PANYABUNGAN, Waspada.co.id – Gerakan Nasional Pemberantasan Korupsi (GNPK) Republik Indonesia Wilayah Sumatera Utara, mengungkapkan sejumlah kejanggalan pada kasus Akhmad Arjun Nasution, tersangka tambang emas ilegal di Kabupaten Mandailing Natal (Madina) yang ditangani Polda Sumut.
Ada beberapa catatan yang dikemukakan organisasi itu dalam prosesnya di Ditreskrimsus Polda Sumut sebelum berkas tahap II kasus ini dilimpahkan ke kejaksaan.
Kejanggalan itu disebut, seperti dugaan dalam pengaburan barang bukti sehingga terjadinya perubahan pasal yang disangkakan terhadap tersangka.

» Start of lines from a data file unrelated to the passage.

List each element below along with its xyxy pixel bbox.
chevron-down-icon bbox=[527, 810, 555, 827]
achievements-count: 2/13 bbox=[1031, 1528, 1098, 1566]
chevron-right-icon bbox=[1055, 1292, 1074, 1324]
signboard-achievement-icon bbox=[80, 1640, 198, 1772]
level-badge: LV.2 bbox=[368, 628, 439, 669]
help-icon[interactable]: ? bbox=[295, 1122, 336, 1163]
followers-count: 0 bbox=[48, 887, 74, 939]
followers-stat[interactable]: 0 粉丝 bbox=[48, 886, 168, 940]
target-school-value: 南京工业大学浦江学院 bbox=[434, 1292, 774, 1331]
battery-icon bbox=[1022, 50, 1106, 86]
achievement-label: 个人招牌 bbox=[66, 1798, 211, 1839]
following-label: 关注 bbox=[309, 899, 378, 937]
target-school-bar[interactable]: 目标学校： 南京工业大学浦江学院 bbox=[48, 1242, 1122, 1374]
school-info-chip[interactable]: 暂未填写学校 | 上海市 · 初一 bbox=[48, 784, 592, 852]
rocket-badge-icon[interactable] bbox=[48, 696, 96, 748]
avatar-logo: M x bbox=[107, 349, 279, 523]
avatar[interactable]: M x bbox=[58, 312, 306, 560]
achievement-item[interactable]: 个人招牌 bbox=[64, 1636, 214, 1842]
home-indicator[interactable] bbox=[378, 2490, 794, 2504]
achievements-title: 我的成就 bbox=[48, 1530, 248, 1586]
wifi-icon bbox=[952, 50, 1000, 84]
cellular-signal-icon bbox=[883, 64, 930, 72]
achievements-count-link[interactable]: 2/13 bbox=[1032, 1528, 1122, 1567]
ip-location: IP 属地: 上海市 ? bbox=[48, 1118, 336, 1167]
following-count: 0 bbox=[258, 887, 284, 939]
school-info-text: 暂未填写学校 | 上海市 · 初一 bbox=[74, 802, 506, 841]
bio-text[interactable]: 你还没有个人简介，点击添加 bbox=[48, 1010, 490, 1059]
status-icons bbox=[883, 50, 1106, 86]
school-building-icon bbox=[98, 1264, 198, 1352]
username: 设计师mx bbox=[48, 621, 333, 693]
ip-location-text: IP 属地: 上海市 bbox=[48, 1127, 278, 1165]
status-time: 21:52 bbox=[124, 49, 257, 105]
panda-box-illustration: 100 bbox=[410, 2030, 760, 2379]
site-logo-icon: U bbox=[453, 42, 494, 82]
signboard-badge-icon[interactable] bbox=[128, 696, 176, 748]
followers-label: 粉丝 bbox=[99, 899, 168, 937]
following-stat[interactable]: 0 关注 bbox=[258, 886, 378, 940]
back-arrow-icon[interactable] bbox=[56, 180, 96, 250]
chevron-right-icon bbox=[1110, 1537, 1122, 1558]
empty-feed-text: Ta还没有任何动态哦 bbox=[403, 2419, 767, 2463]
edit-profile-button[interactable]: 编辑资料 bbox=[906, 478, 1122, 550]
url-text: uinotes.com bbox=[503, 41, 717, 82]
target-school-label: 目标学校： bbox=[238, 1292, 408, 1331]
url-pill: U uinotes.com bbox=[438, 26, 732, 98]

“Ada beberapa yang kita lihat janggal dalam penanganan kasus ini. Antara lain, tidak dilimpahkannya barang bukti excavator. Kemudian perubahan pasal dari Pasal 158 ke Pasal 161,” kata Pengacara GNPK RI Sumut, Fendi Luaha SH, kepada wartawan, Selasa (24/5).
Perubahan pasal ini katanya sudah diprediksi olehnya, agar tuntutan terhadap tersangka lebih ringan.
Kejanggalan lainnya, adanya perlakuan istimewa terhadap tersangka. Menurut Fendi, saat proses pelimpahan tahap II, seharusnya penyidik sudah bisa melakukan penjemputan paksa terhadap tersangka, tidak harus menunda-nunda dalam pelimpahannya.
“Penyidik seharusnya saat itu bisa melakukan jemput paksa terhadap tersangka. Dan logika, alat berat yang menjadi barang bukti tidak bisa dititip rawat atau dipindah tangankan tanpa persetujuan penyidik,” jelasnya.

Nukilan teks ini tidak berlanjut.